Risks with Fixed Annuities

Fixed annuities guarantee a specific payment to the investor, and are therefore low-risk. The interest gains and payment amounts are guaranteed by the annuity's issuer, which assumes the risk of investing. The primary risk with a fixed annuity comes with the type of payout selected.

Risks with Variable Annuities

Variable annuities come loaded with substantially more risk than fixed annuities. When an investor purchases a variable annuity, the payment(s) are invested in a choice of separate accounts, which then invest in stocks, bonds, and money market funds. The final payout(s) depend on the performance of the underlying securities in the separate accounts. Unlike fixed annuities, the value of the account is not guaranteed; the investor assumes all the risk involved in investing premiums in exchange for potentially higher returns. The initial principal and any growth can be lost if the subaccounts perform poorly.

The only guarantee with a variable annuity is that the death benefit, if elected, will never be less than the total of the premiums paid minus any withdrawals. Some variable annuities offer additional death benefit options that may or not be a better fit with the investors overall goals.

Payout Risks

There are a variety of payout options available for annuities. The risk involved with the payout depends on when the payment(s) are received and when the annuitant dies. The primary risk is that the investor dies early and leaves the vast majority of the principal investment.

Some annuity options that increase or decrease the payout risk:

The annuitant can receive all of the funds at once in a lump sum payment.

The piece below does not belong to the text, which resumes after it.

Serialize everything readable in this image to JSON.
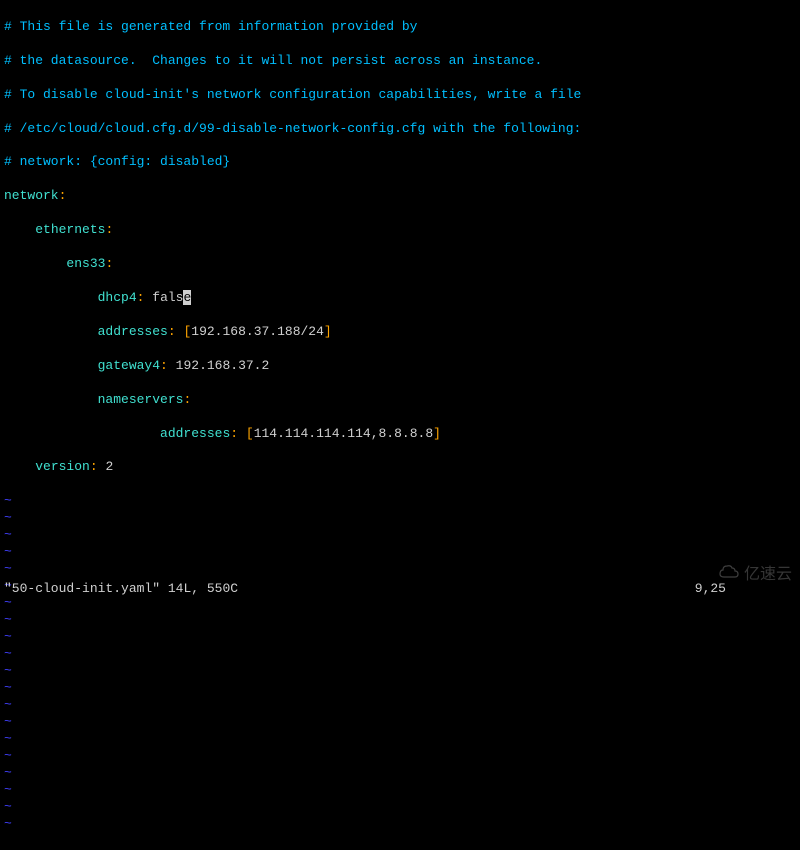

A life annuity makes payments of regular income for as long as the annuitant lives. When they die, the payments stop, no matter how much money was paid. Some life annuities may come with a death benefit, however.

Joint and survivor annuities make payments for the life of the annuitant and a beneficiary, such as a spouse.

Period certain annuities make regular payments for a set term, whether or not the annuitant dies. These payments can go to a survivor or an estate.

A life annuity with refund option provides the annuitant with a guaranteed income for life. Upon death, payments go to the beneficiaries according to the refund provision. With the refund provision, the beneficiaries receive the difference between the annuity's accumulated value prior to annuitization (payout) and the total of benefits received by the annuitant.

With a fixed amount option, the annuity holder selects the size of the benefit payments, which determines the length of time over which the benefits are received. This option is less commonly used.